Entries were invited in various languages to ensure that language did not become a barrier to participation and over 1350 schools from all over India submitted them. A hundred were chosen; 20 of these were identified as the top entries and seven received special jury mention. The top 20 entries showed a wide variety of issues ranging from spitting to speeding motorists.

Disney Outreach has promised to create play areas (with a bookshelf stacked with Disney story and activity books, board games, a Disney television and DVD player) at the 20 winning schools. In addition, they will support a hundred enthusiastic school teams in their ideas to effect change in their communities through 'Minnie grants' up to Rs. 9000/- each. However, to qualify for the grants, the students must go back to their the communities and gather feedback on their projects. The teams will use this feedback to redesign their projects to increase impact and sustainability.

Apart from the winners, any school that participated in the contest can take part in a design mentoring programme with leading design firms in India to take their projects to a higher level. 


The costs of the event were predominantly around creation of the kits – documentation, printing and postage – and the event management costs, including travel, press conferences and logistics. IDEA was the lead sponsor of the event and contributed over 30 lakhs.

Amar Chitra Katha and Tinkle magazine, leading children’s magazines in India, raised awareness about the event by publishing a free advertisement.


The immediate focus for the organisers is to analyse the trends and data collected in the competition this year. A panel of researchers from India and abroad has been setup to identify patterns and derive academic and actionable insights based on the information that has been collected. For instance, there is a study on the social, contextual and individual factors that had an impact on the children and how it is reflected in the problems they chose to address.

The organisers also aim to create a club or a community of children across the country to continuously foster the spirit of design and innovation among the children. And they want to provide mentoring and other opportunities as incentives for the children to be part of the club.
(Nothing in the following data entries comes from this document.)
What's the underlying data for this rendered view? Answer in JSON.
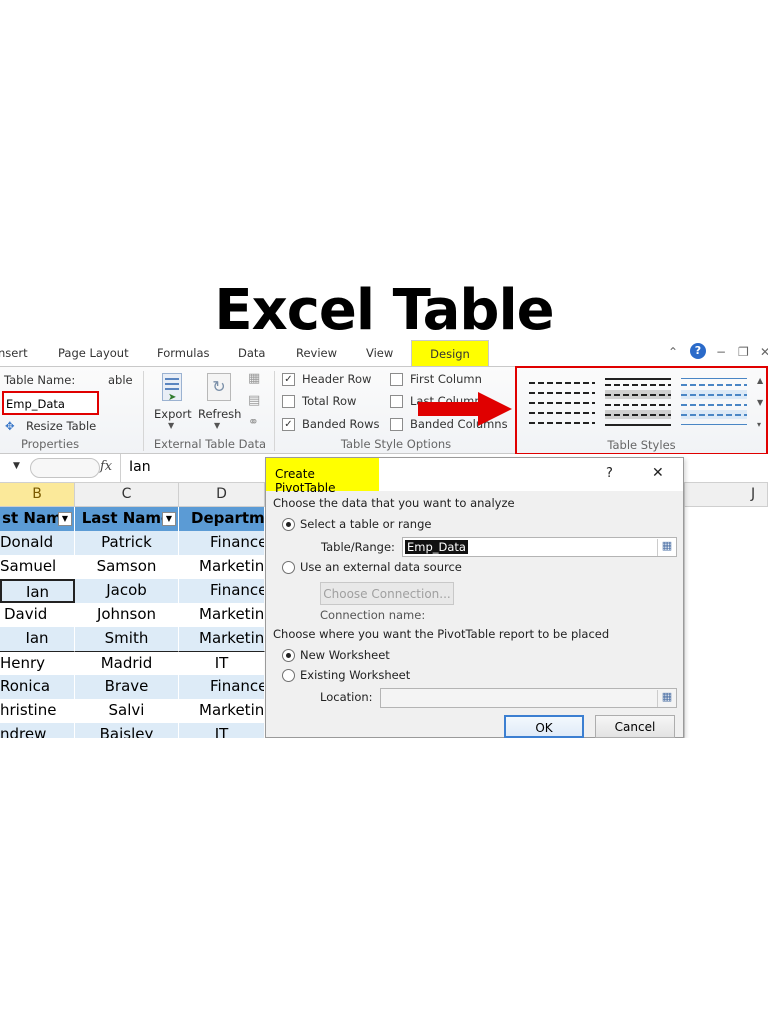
{
  "heading": "Excel Table",
  "tabs": [
    "nsert",
    "Page Layout",
    "Formulas",
    "Data",
    "Review",
    "View"
  ],
  "active_tab": "Design",
  "highlight_color": "#ffff00",
  "callout_color": "#e00000",
  "ribbon": {
    "table_name_label": "Table Name:",
    "table_name_value": "Emp_Data",
    "resize_table": "Resize Table",
    "cut_label": "able",
    "properties_group": "Properties",
    "export": "Export",
    "refresh": "Refresh",
    "external_group": "External Table Data",
    "options": {
      "header_row": "Header Row",
      "total_row": "Total Row",
      "banded_rows": "Banded Rows",
      "first_column": "First Column",
      "last_column": "Last Column",
      "banded_columns": "Banded Columns",
      "group": "Table Style Options"
    },
    "styles_group": "Table Styles"
  },
  "formula_bar": {
    "fx": "fx",
    "value": "Ian"
  },
  "columns": [
    "B",
    "C",
    "D",
    "J"
  ],
  "table": {
    "headers": [
      "st Name",
      "Last Name",
      "Departme"
    ],
    "rows": [
      [
        "Donald",
        "Patrick",
        "Finance"
      ],
      [
        "Samuel",
        "Samson",
        "Marketin"
      ],
      [
        "Ian",
        "Jacob",
        "Finance"
      ],
      [
        "David",
        "Johnson",
        "Marketin"
      ],
      [
        "Ian",
        "Smith",
        "Marketin"
      ],
      [
        "Henry",
        "Madrid",
        "IT"
      ],
      [
        "Ronica",
        "Brave",
        "Finance"
      ],
      [
        "hristine",
        "Salvi",
        "Marketin"
      ],
      [
        "ndrew",
        "Baisley",
        "IT"
      ]
    ]
  },
  "dialog": {
    "title": "Create PivotTable",
    "help": "?",
    "close": "✕",
    "section1": "Choose the data that you want to analyze",
    "opt_select_range": "Select a table or range",
    "table_range_label": "Table/Range:",
    "table_range_value": "Emp_Data",
    "opt_external": "Use an external data source",
    "choose_connection": "Choose Connection...",
    "connection_name": "Connection name:",
    "section2": "Choose where you want the PivotTable report to be placed",
    "opt_new_ws": "New Worksheet",
    "opt_existing_ws": "Existing Worksheet",
    "location_label": "Location:",
    "ok": "OK",
    "cancel": "Cancel"
  }
}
Riverside School aims to make this an annual event around the same time of year and thus reach as many students as possible.
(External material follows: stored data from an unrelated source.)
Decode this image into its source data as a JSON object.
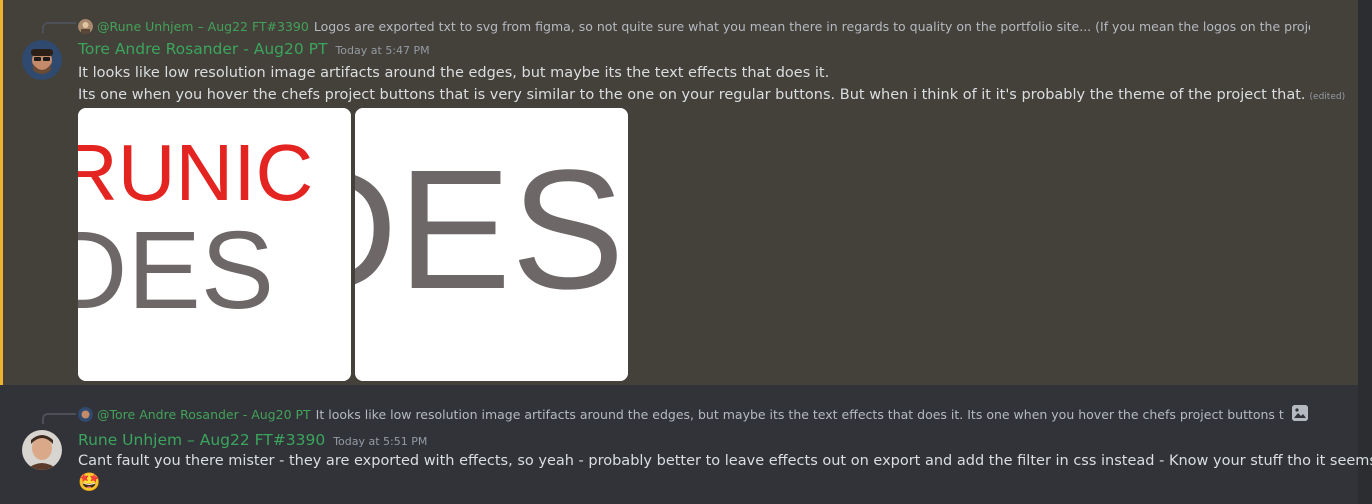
{
  "messages": [
    {
      "reply": {
        "author": "@Rune Unhjem – Aug22 FT#3390",
        "text": "Logos are exported txt to svg from figma, so not quite sure what you mean there in regards to quality on the portfolio site... (If you mean the logos on the projects there are"
      },
      "author": "Tore Andre Rosander - Aug20 PT",
      "timestamp": "Today at 5:47 PM",
      "lines": [
        "It looks like low resolution image artifacts around the edges, but maybe its the text effects that does it.",
        "Its one when you hover the chefs project buttons that is very similar to the one on your regular buttons. But when i think of it it's probably the theme of the project that."
      ],
      "edited_label": "(edited)",
      "attachments": [
        {
          "name": "attachment-runic-design",
          "text_top": "RUNIC",
          "text_bottom": "DES"
        },
        {
          "name": "attachment-des-zoomed",
          "text": "DES"
        }
      ]
    },
    {
      "reply": {
        "author": "@Tore Andre Rosander - Aug20 PT",
        "text": "It looks like low resolution image artifacts around the edges, but maybe its the text effects that does it. Its one when you hover the chefs project buttons that is very"
      },
      "author": "Rune Unhjem – Aug22 FT#3390",
      "timestamp": "Today at 5:51 PM",
      "text": "Cant fault you there mister - they are exported with effects, so yeah - probably better to leave effects out on export and add the filter in css instead - Know your stuff tho it seems",
      "emoji": "🤩"
    }
  ],
  "colors": {
    "role_green": "#3ba55d",
    "reply_green": "#43a25a",
    "highlight_bg": "#44403a",
    "mention_bar": "#f0b232",
    "logo_red": "#e32420",
    "logo_gray": "#6e6767"
  },
  "icons": {
    "image_attachment": "image-icon"
  }
}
The Design for Giving Contest aims to inspire children to ‘be the change that they want to see in the world (in the words of Mahatma Gandhi). Initiatives like these give children a sense of responsibility towards society and the confidence to be able to make change. It is these children who will grow up to stand for, or contribute to, a cause.
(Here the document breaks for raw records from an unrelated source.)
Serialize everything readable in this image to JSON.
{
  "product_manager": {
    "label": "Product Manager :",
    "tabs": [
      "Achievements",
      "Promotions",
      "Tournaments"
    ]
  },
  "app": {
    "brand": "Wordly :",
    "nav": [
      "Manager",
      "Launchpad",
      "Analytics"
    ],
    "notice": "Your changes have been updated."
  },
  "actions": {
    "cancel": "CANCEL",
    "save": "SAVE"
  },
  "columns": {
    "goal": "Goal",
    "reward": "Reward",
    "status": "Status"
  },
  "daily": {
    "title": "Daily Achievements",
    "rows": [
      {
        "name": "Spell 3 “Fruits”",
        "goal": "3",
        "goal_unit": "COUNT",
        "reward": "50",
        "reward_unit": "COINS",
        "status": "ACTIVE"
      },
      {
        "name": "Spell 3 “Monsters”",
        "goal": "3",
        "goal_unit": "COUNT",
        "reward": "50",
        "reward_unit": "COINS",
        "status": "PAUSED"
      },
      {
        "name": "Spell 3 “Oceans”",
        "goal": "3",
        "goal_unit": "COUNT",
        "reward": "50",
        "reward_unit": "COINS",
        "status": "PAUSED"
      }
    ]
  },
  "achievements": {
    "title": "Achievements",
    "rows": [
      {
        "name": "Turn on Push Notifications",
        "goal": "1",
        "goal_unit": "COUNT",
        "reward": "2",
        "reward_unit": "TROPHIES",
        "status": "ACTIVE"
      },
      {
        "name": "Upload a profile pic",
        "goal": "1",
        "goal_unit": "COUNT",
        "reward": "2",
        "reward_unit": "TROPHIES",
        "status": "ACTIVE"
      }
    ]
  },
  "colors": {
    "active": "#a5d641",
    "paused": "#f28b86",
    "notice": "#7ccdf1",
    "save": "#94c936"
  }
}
By encouraging and inspiring children, Riverside School helps build a community of socially responsible citizens who will drive and support innovations like those showcased in SOFII today.

Other relevant information

Design for Giving Contest: http://www.designforgivingcontest.com
Riverside School: http://www.schoolriverside.com

The inspiration lady: Kiran Bir Sethi shows that inspiration really is contagious as she spreads the ‘I can' bug, infecting thousands of young people with the radical idea that they can bring about positive great change in their communities. The Design for Giving contest is one way that shows them how.
View original image
The detailed toolkit supplied to schools for India’s largest ever schools contest, with its simple four-step instructions to feel, imagine, do and share.